Evolution of Snooping (Illustration) Ethics World History Law and Politics Crimes and Criminals

Hacktivism is not a new phenomenon. But technology, fueling its explosive growth, has transformed “spying on others.”

Today it is changing the landscape of politics and commerce, war and peace. The world has moved from stealth information-gathering to super-sized cyber-sleuth budgets which pale in scope to the lightening-speed changes technology gives to seekers of information.

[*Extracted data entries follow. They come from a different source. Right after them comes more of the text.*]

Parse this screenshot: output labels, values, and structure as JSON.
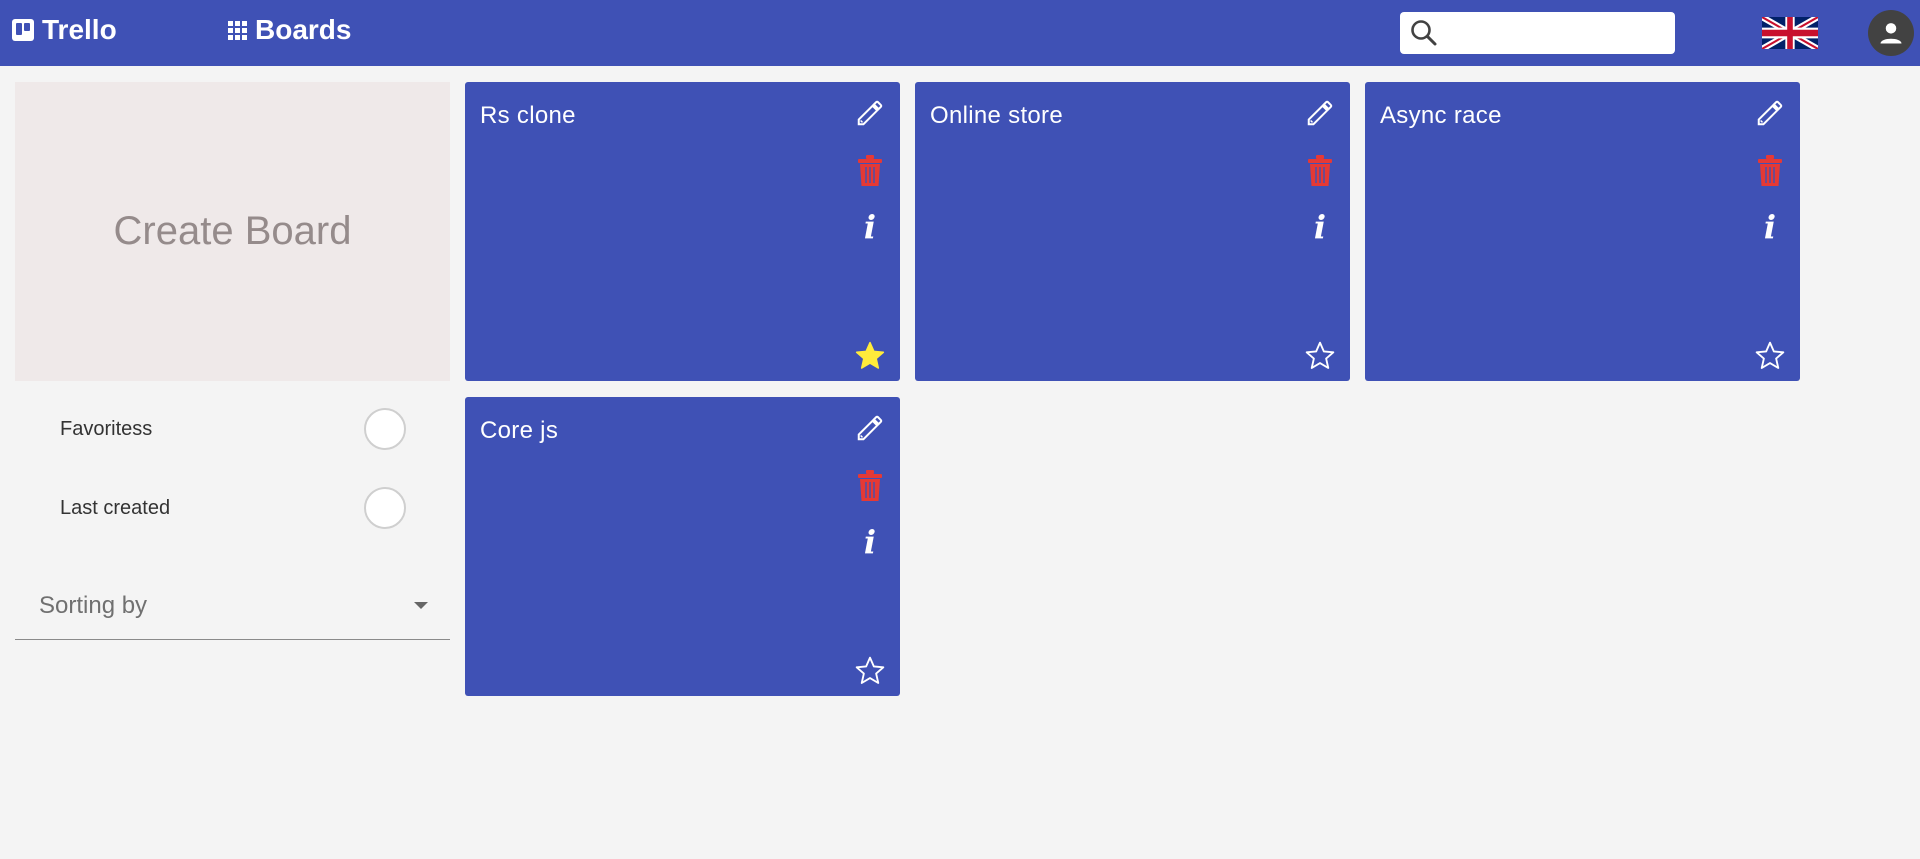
{
  "header": {
    "logo_text": "Trello",
    "boards_label": "Boards",
    "search_placeholder": "",
    "language_flag": "uk-flag-icon",
    "user_icon": "account-icon"
  },
  "sidebar": {
    "create_board_label": "Create Board",
    "filters": [
      {
        "label": "Favoritess",
        "checked": false
      },
      {
        "label": "Last created",
        "checked": false
      }
    ],
    "sort_placeholder": "Sorting by"
  },
  "boards": [
    {
      "title": "Rs clone",
      "favorite": true
    },
    {
      "title": "Online store",
      "favorite": false
    },
    {
      "title": "Async race",
      "favorite": false
    },
    {
      "title": "Core js",
      "favorite": false
    }
  ],
  "colors": {
    "primary": "#3f51b5",
    "delete_icon": "#e53935",
    "favorite_star": "#ffeb3b",
    "create_board_bg": "#efe9e9"
  }
}
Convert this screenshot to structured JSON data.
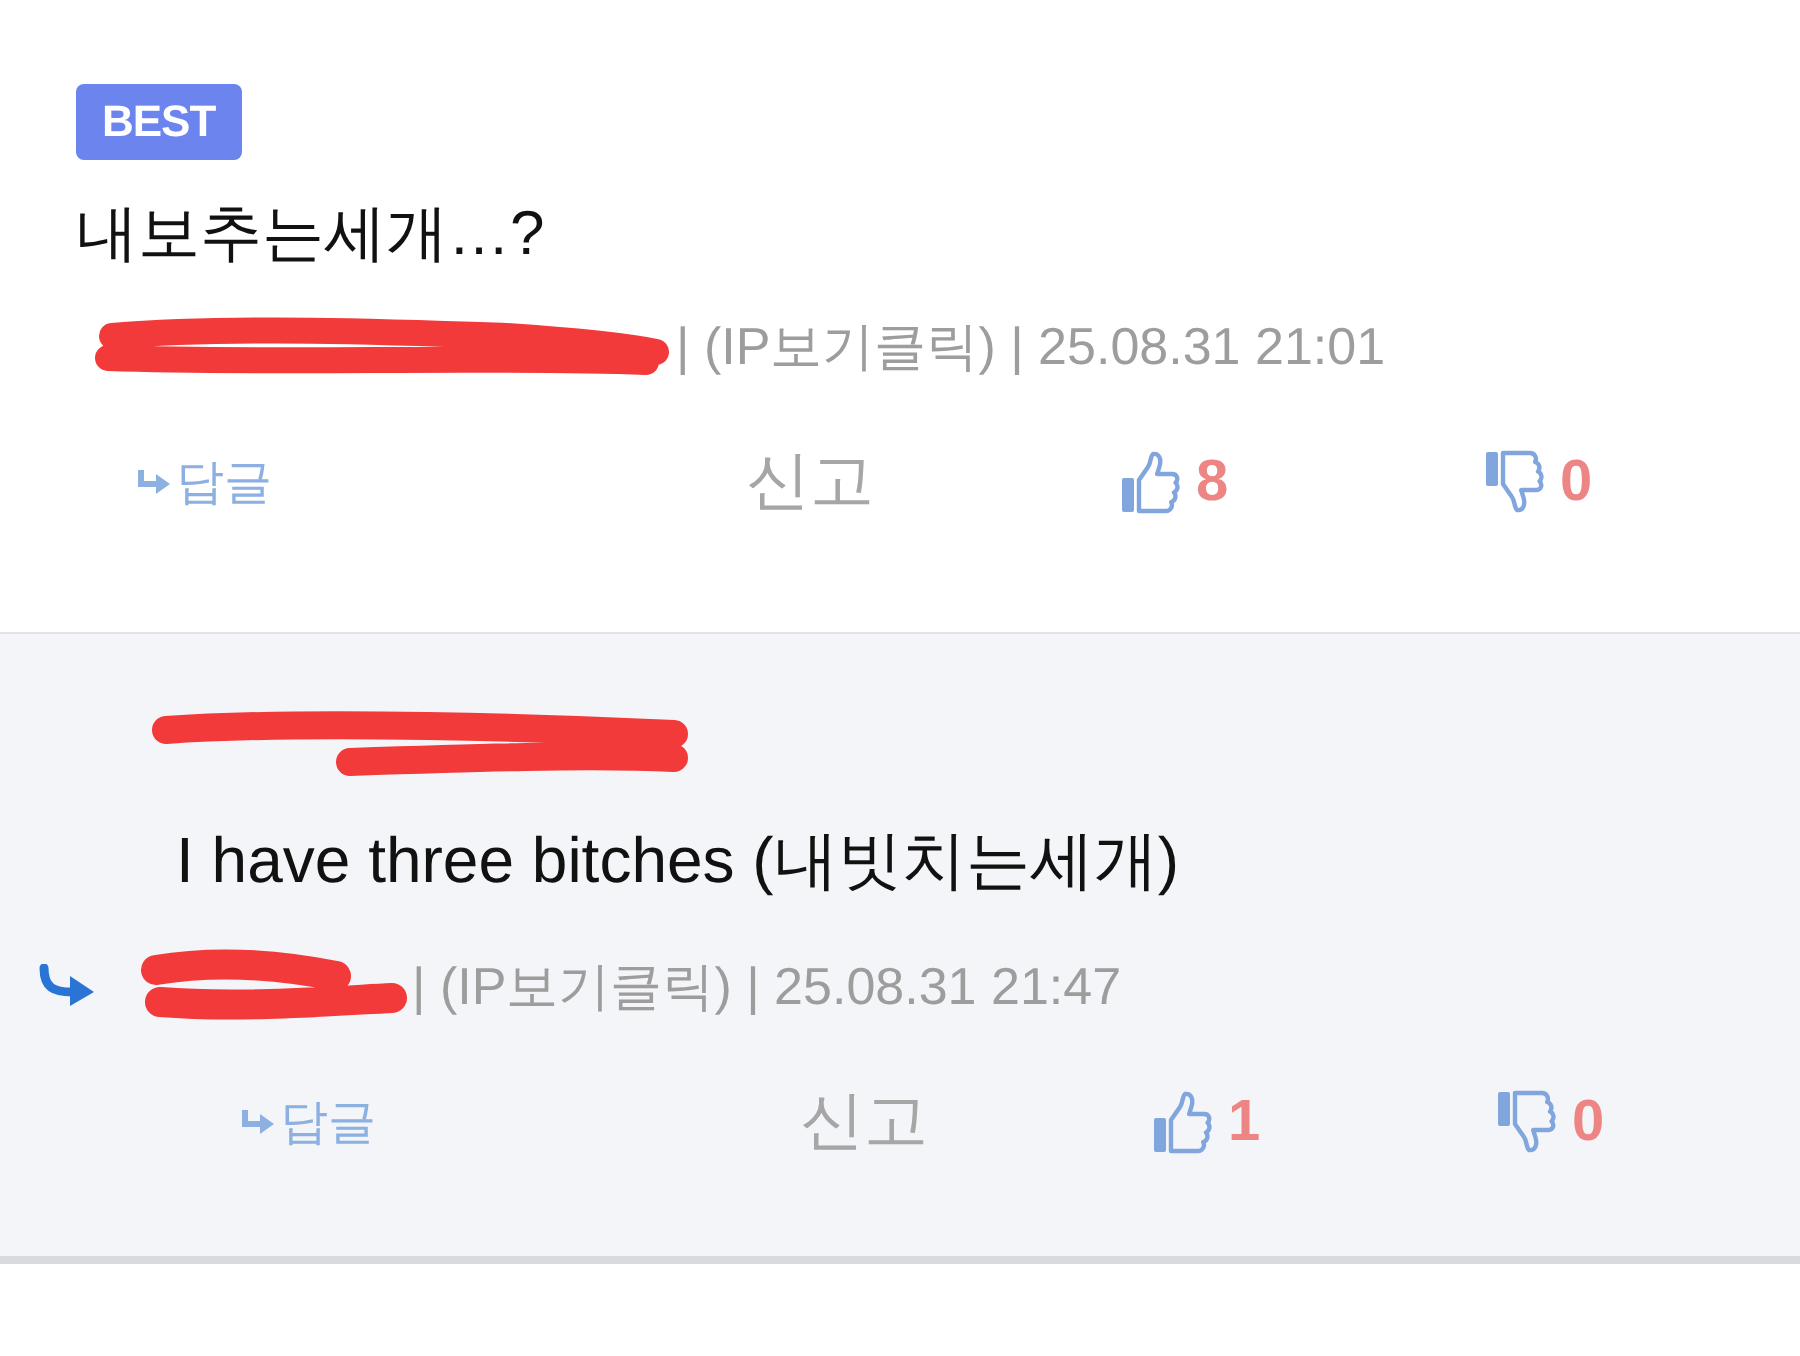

The genie, we could say, is out of the bottle. And ... like the genie-out-of-the-bottle stories of old ... sometimes that’s good. Sometimes that’s not so good.

Hactivism has evolved, from simple eavesdropping to more-sophisticated efforts. Let’s examine a few of history’s stories.

Our parents may remember the "telephone party-line" days. It was an easy way to snoop-around, then find-out what the neighbors were up-to.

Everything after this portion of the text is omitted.